In a row house on East 20th Street in downtown New York City, Theodore Sr. and Martha Bulloch Roosevelt welcomed their second child Theodore Jr. on Oct. 27, 1858. The family lived in the house until 1872 when they moved to West 57th Street because the neighborhood became more commercial. In 1916, the original building was demolished to accommodate retail space. The Women’s Roosevelt Memorial Association rebuilt the Victorian brownstone in 1923 using the neighboring building as a model. The rededicated house contains main furnishings from the original house donated by family members. The organization donated the property to the National Park Service in 1963, which dedicated the property as Theodore Roosevelt Birthplace National Historic Site in 1966.
David and Ida Eisenhower moved to Denison, Texas, in 1889 after David secured a job working for a Missouri, Kansas, and Texas Railroad. On Oct. 14, 1890, in a house owned by the railroad, Ida gave birth to Dwight David Eisenhower, the couple’s third of seven sons. The family moved to Abilene, Kan., two years later, so Dwight did not realize his birthplace was Denison until contacted by local school principal Jennie Jackson while he oversaw U.S. military forces in Europe during World War II.
After confirmation from Eisenhower’s mother, the Jackson led the efforts to purchase the house and preserve it. Following his election to the presidency, the Eisenhower Foundation was established to restore the house. In 1958, the property was turned over to the state, which created the Eisenhower Birthplace State Historic Site.
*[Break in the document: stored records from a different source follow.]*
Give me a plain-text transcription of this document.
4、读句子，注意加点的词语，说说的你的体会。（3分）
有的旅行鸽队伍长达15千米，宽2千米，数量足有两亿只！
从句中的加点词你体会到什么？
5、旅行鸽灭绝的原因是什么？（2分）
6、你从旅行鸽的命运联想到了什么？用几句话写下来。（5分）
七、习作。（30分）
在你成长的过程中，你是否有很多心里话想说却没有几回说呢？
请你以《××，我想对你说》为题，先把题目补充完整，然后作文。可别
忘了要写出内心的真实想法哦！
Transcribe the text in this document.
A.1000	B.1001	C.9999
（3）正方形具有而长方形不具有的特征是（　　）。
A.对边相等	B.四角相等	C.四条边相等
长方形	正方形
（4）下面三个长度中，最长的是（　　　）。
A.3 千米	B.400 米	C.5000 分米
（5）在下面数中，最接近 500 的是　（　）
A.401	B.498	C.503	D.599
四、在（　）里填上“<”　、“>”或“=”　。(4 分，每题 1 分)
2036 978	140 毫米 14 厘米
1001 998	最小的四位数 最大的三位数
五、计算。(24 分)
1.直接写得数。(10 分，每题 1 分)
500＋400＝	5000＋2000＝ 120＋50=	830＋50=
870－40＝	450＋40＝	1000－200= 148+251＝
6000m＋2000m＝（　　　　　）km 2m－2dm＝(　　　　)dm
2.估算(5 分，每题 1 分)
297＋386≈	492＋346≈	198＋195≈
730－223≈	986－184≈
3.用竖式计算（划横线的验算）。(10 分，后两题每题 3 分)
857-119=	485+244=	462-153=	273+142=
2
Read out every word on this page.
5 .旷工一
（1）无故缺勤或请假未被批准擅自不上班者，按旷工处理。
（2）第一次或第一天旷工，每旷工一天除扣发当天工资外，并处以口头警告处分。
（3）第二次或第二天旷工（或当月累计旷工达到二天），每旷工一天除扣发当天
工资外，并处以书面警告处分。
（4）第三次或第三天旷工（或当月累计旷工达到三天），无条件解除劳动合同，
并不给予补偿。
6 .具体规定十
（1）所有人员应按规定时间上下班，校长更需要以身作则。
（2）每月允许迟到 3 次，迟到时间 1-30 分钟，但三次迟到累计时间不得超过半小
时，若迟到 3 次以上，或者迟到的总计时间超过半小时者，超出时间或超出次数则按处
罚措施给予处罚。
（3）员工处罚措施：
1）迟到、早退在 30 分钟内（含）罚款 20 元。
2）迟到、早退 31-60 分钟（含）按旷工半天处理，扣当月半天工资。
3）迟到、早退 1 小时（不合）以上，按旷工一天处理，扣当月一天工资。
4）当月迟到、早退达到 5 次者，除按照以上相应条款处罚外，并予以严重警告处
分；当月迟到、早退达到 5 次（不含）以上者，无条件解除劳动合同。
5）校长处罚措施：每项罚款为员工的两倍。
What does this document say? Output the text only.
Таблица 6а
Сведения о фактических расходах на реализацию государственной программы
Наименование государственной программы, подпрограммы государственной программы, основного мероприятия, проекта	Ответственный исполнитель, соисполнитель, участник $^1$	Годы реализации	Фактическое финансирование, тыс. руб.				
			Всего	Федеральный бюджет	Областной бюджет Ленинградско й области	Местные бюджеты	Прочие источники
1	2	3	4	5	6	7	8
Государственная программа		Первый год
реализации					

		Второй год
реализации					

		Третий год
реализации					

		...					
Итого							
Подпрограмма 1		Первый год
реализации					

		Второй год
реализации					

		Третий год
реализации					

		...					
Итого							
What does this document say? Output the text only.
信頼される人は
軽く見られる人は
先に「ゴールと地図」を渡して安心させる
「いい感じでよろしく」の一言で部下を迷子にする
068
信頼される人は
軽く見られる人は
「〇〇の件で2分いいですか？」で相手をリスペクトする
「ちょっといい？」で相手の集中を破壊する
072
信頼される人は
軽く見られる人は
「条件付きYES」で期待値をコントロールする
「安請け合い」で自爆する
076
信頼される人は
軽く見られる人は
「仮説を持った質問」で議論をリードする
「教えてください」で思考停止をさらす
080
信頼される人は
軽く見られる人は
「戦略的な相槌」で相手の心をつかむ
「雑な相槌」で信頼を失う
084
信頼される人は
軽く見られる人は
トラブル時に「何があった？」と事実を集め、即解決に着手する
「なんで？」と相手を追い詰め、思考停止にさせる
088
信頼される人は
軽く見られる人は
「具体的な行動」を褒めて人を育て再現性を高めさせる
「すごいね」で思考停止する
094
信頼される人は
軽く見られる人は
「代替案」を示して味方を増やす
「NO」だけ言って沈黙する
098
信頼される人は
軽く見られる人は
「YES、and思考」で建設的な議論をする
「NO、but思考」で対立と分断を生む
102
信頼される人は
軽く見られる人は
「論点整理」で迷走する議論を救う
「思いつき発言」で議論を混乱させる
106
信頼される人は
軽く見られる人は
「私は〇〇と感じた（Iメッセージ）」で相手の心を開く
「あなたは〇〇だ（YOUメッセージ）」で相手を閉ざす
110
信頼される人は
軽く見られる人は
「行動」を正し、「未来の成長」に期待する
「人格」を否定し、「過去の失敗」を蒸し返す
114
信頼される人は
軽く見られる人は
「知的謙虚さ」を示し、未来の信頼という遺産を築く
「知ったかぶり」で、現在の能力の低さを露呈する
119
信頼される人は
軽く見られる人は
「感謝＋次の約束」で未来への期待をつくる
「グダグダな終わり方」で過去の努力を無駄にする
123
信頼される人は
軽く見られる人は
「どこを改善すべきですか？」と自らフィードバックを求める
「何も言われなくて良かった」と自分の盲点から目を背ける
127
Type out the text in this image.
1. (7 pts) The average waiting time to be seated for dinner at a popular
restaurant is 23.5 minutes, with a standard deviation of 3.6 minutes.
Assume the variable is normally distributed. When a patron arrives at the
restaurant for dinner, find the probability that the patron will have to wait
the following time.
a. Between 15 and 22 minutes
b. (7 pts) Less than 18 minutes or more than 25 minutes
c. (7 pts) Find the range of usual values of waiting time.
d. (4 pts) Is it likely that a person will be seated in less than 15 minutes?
Following years of declining health due to heavy drinking, Franklin Pierce retired and became a farmer. He split his time between Concord, where he gained notoriety as a lawyer before pursuing politics, and a cottage at Little Boar’s Head on the coast. In September 1869, he returned to Concord full-time and died on October 8 from cirrhosis of the liver. He was buried in Old North Cemetery next to his wife Jane, who had died six years earlier.